The ruling leaves the WikiLeaks founder no closer to leaving the tiny Ecuadorian embassy in London that's been his home for more than four years.

Swedish investigators in 2012 issued a European arrest warrant, which required British police to detain Assange and extradite him. Fearing that Sweden could send him to the US to face investigation over US diplomatic cables and other documents published on WikiLeaks, Assange took refuge in Ecuador's embassy. He's been there ever since, confined to a converted office with a bed, shower, treadmill and sunlamp.

On Friday, Sweden's Court of Appeal issued the decision on Assange's appeal against extradition.

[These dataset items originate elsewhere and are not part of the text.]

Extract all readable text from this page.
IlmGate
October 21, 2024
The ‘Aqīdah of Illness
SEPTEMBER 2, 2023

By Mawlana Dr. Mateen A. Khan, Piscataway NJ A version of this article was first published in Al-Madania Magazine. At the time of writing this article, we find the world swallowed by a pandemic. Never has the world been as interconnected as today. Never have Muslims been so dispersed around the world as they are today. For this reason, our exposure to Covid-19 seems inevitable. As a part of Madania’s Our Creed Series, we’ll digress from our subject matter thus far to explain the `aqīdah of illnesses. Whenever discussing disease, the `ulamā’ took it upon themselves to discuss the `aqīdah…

The ruling upholds the warrant, meaning there is no change in his situation. "The Court of Appeal shares the assessment of the District Court," it states, "that there is still a risk that Julian Assange will flee or otherwise evade legal proceedings or a penalty."

The ruling continues, "Ultimately this is a question of weighing the public interest of the suspected offence being investigated in a secure way against the right of the individual not to have their freedom of movement."

It concludes that the risk Assange could flee, combined with the public interest of the case, outweigh the detriment to Assange.

A statement posted on the WikiLeaks Twitter feed railed at Sweden's government and announced that Assange's legal team intends to appeal the decision.

"Sadly, Sweden has a long history of compromising its rule of law where the perceived interests of the United States are concerned," it reads in part. "Mr. Assange ... remains confident that his indefinite and unlawful detention will cease and that those responsible will be brought to justice."

WikiLeaks and Assange's legal team did not immediately respond to a request for further comment.

The court's statement notes that the appeal relates to the extradition and not to the original accusations, alleged to have occurred in 2010: "It should be specifically pointed out that the question of guilt has not been decided."

Following Friday's ruling, Assange is unlikely to leave the embassy anytime soon. British police could arrest him over violation of his bail conditions, and for now he's still under investigation by Swedish prosecutors. Having previously refused to interview Assange at the embassy, Swedish authorities will visit London and question him through an Ecuadorian prosecutor on 17 October.

Assange claimed a moral victory in February when a UN panel ruled he'd been "arbitrarily detained" during his time in the cramped embassy building. The UN Working Group on Arbitrary Detention said that Assange, having endured "deprivation of liberty" without due legal process, was entitled to both freedom and to compensation for his time in exile.

However, the Swedish Court of Appeal maintains that it is not bound by the conclusions of the UN body.